Now that the careers of forgotten NBA players Aaron McKie and Keith Van Horn have been resurrected in ink and parchment only, who's next?
Latrell Sprewell? Sam Mitchell? Randy Wittman or Kevin McHale?
"For 4 million bucks, I might be able to get off the couch," McHale said.
NBA Commissioner David Stern once righteously punished the Timberwolves for their dunderheaded, illegal secret-handshake deal with free agent Joe Smith by stripping them of first-round draft picks seemingly in perpetuity.
When first the Los Angeles Lakers and then the Dallas Mavericks exploited a flaw in the NBA's exasperatingly complex salary-cap rules by including players retired everywhere but officially in the books, the league's lawyers hummed a little tune and stamped their approval on deals that sent Pau Gasol from Memphis westward and reunited Jason Kidd with the franchise that originally drafted him.
And Van Horn, the former University of Utah star who hasn't played an NBA game since 2006, flew to New Jersey, where he will cash a $4.3 million check merely for his physical presence.
Well, as they like to say in basketball, no harm, no foul, especially if the transactions serve the purpose of the NBA's well-exercised marketing arm.
"You know what?" McHale asked the other day. "I don't care who you are, guys spend all their time trying to find a loophole in something. That's in the tax laws, that's in everything. There's always going to be something. You take Keith Van Horn and if you prorate that thing for 30 days, he's the highest-paid player in the history of the NBA. So God bless his heart."
McKie was included in the Gasol deal and Van Horn in the Kidd deal to make the salary-cap numbers work after they agreed to sign-and-trade contracts that put a chunk of unexpected cash in their pockets.
McKie and Van Horn are just two names among many retired players whose rights never were renounced because you just never know when something might come in handy. The Wolves' list of such players includes Sprewell's big $14.6 million salary slot or, if you want to go way back in history, the more modestly paid Mitchell and Oliver Miller.
Mitchell, it should be noted, is doing quite well financially coaching the Toronto Raptors, so to be included as a player in a nudge-nudge, wink-wink trade his coaching contract must be terminated and his playing comeback deemed genuine.
Most years, the NBA trading deadline approaches with so much talk and passes with so little action. This year's came and went with a blizzard of moves that included so many big-name players: Gasol, Kidd, Shaquille O'Neal, Shawn Marion, Mike Bibby and Ben Wallace.
"The magnitude of players traded was probably a little unusual," San Antonio coach Gregg Popovich said. "Most years, there might be one deal like that, if any.

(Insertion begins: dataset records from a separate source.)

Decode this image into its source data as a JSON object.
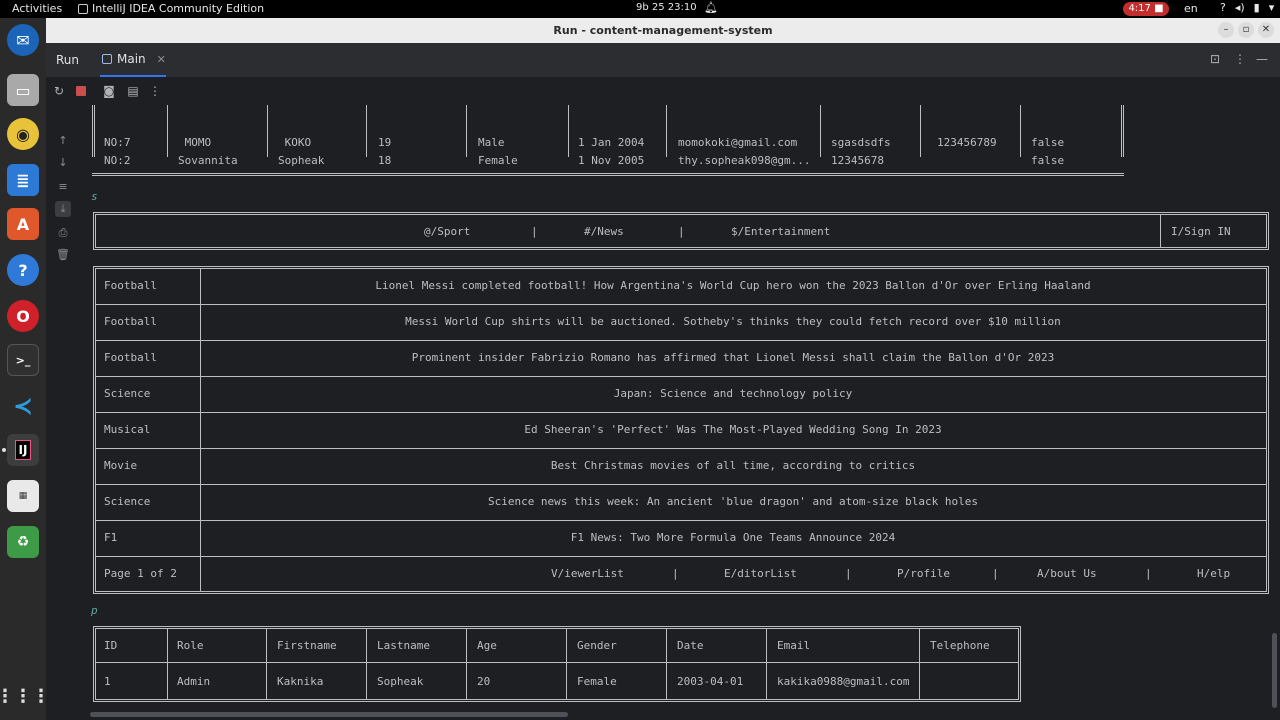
{
  "topbar": {
    "activities": "Activities",
    "app_name": "IntelliJ IDEA Community Edition",
    "clock": "9b 25  23:10",
    "recording": "4:17",
    "lang": "en"
  },
  "window": {
    "title": "Run - content-management-system"
  },
  "toolwindow": {
    "run_label": "Run",
    "tab_label": "Main"
  },
  "console": {
    "top_table_rows": [
      {
        "id": "NO:7",
        "first": " MOMO",
        "last": " KOKO",
        "age": "19",
        "gender": "Male",
        "dob": "1 Jan 2004",
        "email": "momokoki@gmail.com",
        "pass": "sgasdsdfs",
        "phone": "123456789",
        "flag": "false"
      },
      {
        "id": "NO:2",
        "first": "Sovannita",
        "last": "Sopheak",
        "age": "18",
        "gender": "Female",
        "dob": "1 Nov 2005",
        "email": "thy.sopheak098@gm...",
        "pass": "12345678",
        "phone": "",
        "flag": "false"
      }
    ],
    "input_1": "s",
    "nav": {
      "sport": "@/Sport",
      "news": "#/News",
      "entertainment": "$/Entertainment",
      "sep": "|",
      "signin": "I/Sign IN"
    },
    "news": [
      {
        "category": "Football",
        "title": "Lionel Messi completed football! How Argentina's World Cup hero won the 2023 Ballon d'Or over Erling Haaland"
      },
      {
        "category": "Football",
        "title": "Messi World Cup shirts will be auctioned. Sotheby's thinks they could fetch record over $10 million"
      },
      {
        "category": "Football",
        "title": "Prominent insider Fabrizio Romano has affirmed that Lionel Messi shall claim the Ballon d'Or 2023"
      },
      {
        "category": "Science",
        "title": "Japan: Science and technology policy"
      },
      {
        "category": "Musical",
        "title": "Ed Sheeran's 'Perfect' Was The Most-Played Wedding Song In 2023"
      },
      {
        "category": "Movie",
        "title": "Best Christmas movies of all time, according to critics"
      },
      {
        "category": "Science",
        "title": "Science news this week: An ancient 'blue dragon' and atom-size black holes"
      },
      {
        "category": "F1",
        "title": "F1 News: Two More Formula One Teams Announce 2024"
      }
    ],
    "footer": {
      "page": "Page 1 of 2",
      "viewer": "V/iewerList",
      "editor": "E/ditorList",
      "profile": "P/rofile",
      "about": "A/bout Us",
      "help": "H/elp",
      "sep": "|"
    },
    "input_2": "p",
    "profile_table": {
      "headers": [
        "ID",
        "Role",
        "Firstname",
        "Lastname",
        "Age",
        "Gender",
        "Date",
        "Email",
        "Telephone"
      ],
      "row": [
        "1",
        "Admin",
        "Kaknika",
        "Sopheak",
        "20",
        "Female",
        "2003-04-01",
        "kakika0988@gmail.com",
        ""
      ]
    }
  }
}
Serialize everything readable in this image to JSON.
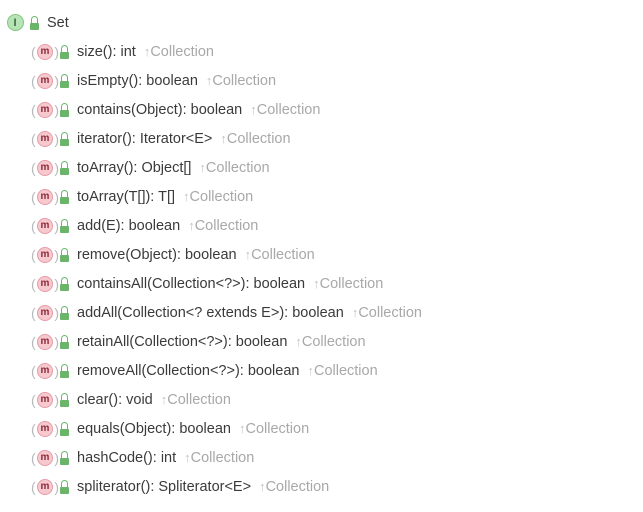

This year, there were quite a few."
The shuffling has stirred interest in the league and promises first-round Western Conference playoff matchups that will capture both hearts and boffo television ratings.
"Hey, it got the trade done and both teams wanted to do the trade," McHale said of Van Horn's inclusion in the Nets-Mavs deal. "Sometimes, common sense overcomes everything."
McHale predicts the league will modify the language in the rules to address such situations before next season.
"It will be removed from the books," he said. "And you know what? Then they'll find some other funky little thing in there."